Hat die Antragstellerin einen Anspruch auf Aushändigung der gemäß § 60 a Abs. 4 AufenthG vorgeschriebenen Bescheinigung, kann sie dies auch im Wege der einstweiligen Anordnung durchsetzen, da es sich insoweit nicht um eine unzulässige Vorwegnahme der Hauptsache handelt.
In Anbetracht der Tatsache, dass die hochschwangere Antragstellerin im Falle einer polizeilichen Überprüfung damit rechnen müsste, wenn auch kurzfristig, inhaftiert zu werden und sie im Falle eines Ermittlungsverfahrens wegen illegalen Aufenthalts im Bundesgebiet gemäß § 95 Abs. 1 Nr. 2 AufenthG keinen Nachweis darüber führen könnte, dass die Abschiebung tatsächlich ausgesetzt ist, ist es für sie unzumutbar, das Hauptsacheverfahren auf Aushändigung einer Duldungsbescheinigung gemäß § 60 a Abs. 4 AufenthG abzuwarten.
Die Beschwerde ist jedoch zurückzuweisen, soweit die Antragstellerin ihren Antrag, die Antragsgegnerin zu verpflichten, vorläufig von der Anwendung unmittelbaren Zwangs betreffs die Weiterleitungsverfügung vom 17. Februar 2006 Abstand zu nehmen, weiterverfolgt.

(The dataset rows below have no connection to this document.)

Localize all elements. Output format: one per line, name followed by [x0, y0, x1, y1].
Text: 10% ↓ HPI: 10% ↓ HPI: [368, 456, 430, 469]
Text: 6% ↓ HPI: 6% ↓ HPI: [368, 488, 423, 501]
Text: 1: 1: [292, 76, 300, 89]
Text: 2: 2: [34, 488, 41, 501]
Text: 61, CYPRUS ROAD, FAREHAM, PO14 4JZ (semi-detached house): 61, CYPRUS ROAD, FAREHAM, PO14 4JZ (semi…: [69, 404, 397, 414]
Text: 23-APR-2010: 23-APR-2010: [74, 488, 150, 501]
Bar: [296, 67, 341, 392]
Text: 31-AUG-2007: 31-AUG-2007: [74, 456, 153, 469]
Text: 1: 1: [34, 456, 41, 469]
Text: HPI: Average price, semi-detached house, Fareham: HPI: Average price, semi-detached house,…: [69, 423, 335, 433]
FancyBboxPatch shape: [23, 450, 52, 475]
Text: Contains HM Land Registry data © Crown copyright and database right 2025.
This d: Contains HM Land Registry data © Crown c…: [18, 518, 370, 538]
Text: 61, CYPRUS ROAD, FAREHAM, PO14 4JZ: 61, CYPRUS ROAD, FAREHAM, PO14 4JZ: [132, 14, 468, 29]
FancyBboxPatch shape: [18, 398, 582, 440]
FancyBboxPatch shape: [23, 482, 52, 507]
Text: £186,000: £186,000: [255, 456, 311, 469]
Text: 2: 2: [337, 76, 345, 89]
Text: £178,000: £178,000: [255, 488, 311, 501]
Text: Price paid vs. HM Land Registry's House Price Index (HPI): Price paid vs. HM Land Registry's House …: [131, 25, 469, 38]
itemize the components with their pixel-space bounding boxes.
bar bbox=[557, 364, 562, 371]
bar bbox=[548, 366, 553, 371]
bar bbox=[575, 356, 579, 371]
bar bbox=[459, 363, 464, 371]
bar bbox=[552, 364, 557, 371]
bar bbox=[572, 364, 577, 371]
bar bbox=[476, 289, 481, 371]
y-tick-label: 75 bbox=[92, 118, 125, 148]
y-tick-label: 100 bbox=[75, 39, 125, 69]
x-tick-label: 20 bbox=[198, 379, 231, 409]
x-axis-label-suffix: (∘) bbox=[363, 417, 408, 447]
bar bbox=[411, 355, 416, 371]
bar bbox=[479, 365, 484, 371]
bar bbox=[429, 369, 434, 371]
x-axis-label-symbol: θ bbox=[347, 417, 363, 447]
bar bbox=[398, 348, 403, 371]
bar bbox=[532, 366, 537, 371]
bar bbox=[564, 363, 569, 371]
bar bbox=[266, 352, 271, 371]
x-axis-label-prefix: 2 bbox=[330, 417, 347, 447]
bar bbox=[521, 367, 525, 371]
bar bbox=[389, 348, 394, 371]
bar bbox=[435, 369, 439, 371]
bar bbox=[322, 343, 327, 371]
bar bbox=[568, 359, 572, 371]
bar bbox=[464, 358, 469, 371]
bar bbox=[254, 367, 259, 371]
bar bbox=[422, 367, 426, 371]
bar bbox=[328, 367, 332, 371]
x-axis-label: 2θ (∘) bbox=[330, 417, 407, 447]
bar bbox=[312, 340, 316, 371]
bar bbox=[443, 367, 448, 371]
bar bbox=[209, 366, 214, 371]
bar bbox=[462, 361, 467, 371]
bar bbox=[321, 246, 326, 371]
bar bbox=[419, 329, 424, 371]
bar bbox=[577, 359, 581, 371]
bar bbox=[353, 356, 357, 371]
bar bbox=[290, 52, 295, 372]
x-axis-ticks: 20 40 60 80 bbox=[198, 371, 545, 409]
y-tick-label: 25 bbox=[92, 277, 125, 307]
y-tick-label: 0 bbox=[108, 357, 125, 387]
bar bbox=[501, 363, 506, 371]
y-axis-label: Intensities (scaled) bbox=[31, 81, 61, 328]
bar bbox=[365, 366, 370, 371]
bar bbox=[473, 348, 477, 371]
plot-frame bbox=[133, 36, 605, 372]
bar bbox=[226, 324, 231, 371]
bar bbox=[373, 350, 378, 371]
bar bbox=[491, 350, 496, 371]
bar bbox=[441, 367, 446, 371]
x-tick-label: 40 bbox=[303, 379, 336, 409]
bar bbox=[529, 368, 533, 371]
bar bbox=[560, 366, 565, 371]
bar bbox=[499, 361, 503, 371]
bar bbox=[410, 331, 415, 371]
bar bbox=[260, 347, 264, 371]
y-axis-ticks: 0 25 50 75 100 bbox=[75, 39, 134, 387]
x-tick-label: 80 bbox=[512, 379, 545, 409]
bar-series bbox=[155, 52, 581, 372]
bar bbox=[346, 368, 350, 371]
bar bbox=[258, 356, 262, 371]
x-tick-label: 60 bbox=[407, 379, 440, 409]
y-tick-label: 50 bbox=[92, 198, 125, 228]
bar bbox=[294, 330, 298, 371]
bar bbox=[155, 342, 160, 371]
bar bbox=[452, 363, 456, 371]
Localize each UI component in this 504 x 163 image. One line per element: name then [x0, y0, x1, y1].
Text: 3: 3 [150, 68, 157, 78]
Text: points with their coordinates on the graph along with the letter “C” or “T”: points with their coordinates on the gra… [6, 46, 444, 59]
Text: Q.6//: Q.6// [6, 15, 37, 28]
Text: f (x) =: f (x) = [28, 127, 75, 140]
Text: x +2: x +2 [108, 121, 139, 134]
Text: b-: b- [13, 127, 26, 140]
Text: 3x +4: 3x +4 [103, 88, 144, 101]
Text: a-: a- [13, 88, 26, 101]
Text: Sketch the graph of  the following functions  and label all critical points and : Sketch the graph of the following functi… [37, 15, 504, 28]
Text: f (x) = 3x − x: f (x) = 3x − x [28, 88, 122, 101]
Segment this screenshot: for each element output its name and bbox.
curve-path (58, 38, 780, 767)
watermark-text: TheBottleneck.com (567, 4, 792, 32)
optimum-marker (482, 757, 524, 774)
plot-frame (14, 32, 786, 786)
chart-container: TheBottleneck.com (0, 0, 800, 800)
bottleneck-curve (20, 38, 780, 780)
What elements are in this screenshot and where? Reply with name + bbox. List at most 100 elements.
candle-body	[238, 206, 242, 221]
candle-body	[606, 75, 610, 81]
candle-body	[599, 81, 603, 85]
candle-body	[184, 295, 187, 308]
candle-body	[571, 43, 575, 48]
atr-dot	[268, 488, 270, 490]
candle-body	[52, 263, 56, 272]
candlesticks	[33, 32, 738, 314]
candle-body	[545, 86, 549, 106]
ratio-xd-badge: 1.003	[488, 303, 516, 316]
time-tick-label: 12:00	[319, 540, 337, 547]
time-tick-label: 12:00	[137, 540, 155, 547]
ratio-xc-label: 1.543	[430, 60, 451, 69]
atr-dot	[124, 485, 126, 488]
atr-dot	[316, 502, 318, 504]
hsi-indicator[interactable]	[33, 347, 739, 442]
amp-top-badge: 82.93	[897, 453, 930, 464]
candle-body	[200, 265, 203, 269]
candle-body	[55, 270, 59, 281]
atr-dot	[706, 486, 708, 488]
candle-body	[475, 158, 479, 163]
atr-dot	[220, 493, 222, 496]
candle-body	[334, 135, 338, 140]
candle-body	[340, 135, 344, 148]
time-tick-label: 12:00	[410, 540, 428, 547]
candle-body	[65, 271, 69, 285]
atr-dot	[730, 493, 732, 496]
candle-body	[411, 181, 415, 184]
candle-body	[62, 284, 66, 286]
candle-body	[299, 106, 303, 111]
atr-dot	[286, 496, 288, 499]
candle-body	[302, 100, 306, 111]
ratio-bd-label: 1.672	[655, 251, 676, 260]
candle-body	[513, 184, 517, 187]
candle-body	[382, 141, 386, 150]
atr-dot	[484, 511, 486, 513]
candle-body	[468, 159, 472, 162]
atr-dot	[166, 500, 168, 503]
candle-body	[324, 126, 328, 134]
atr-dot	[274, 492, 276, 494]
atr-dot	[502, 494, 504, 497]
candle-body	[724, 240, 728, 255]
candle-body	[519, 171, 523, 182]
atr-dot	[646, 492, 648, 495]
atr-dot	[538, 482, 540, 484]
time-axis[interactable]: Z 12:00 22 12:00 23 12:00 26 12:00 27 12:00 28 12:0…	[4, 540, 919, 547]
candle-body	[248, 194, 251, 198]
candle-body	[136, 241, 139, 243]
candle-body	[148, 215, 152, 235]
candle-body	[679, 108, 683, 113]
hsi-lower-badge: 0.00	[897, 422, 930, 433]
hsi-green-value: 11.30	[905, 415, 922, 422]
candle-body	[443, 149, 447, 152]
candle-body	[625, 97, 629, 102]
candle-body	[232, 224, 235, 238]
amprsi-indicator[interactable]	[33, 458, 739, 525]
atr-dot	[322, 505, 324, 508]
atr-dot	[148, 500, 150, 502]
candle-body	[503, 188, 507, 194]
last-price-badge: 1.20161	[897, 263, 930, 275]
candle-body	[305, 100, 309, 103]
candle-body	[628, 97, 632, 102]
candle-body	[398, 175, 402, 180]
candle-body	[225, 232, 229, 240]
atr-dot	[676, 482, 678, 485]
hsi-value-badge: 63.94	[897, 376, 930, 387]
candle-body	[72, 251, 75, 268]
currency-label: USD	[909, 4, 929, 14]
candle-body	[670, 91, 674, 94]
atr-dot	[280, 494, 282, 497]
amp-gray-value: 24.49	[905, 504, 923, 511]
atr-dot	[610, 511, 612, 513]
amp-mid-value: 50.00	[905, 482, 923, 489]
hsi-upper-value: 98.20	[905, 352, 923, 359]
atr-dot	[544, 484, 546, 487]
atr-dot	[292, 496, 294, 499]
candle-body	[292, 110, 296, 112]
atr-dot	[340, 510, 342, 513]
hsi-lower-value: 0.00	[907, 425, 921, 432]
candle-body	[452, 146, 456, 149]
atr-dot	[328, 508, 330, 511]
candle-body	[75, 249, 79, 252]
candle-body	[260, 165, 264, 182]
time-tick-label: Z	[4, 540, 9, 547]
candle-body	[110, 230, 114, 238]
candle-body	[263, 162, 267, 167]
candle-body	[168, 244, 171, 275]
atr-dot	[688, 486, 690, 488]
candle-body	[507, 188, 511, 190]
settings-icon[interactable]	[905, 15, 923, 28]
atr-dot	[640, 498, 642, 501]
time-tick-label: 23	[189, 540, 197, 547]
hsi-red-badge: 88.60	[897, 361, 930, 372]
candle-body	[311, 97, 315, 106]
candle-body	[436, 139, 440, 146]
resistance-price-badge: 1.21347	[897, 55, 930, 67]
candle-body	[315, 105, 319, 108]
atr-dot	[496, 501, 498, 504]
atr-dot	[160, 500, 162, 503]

Der Ausspruch der Verpflichtung, sich zu der Erstaufnahmeeinrichtung in Gießen zu begeben, ist ein auf § 15 a Abs. 2 AufenthG gestützter Verwaltungsakt, gegen den ein Widerspruch nicht stattfindet und die Klage keine aufschiebende Wirkung entfaltet (§ 15 a Abs. 2 Sätze 3 und 4 AufenthG). Der in der Bescheinigung enthaltenen Zwangsmittelandrohung kommt ebenfalls Verwaltungsaktscharakter zu, deren Rechtmäßigkeit sich nach den Vorschriften der §§ 47 ff. HSOG richtet.
Soweit ein Betroffener sich gegen die Weiterleitung oder das angedrohte Zwangsmittel zur Wehr setzen will, muss er daher den Weg der Anfechtungsklage und im Fall vorläufigen Rechtsschutz den Weg über § 80 Abs. 5 VwGO gehen. Raum für eine Regelungs- oder Sicherungsanordnung nach § 123 Abs. 1 VwGO besteht dabei nicht (§ 123 Abs. 5 VwGO).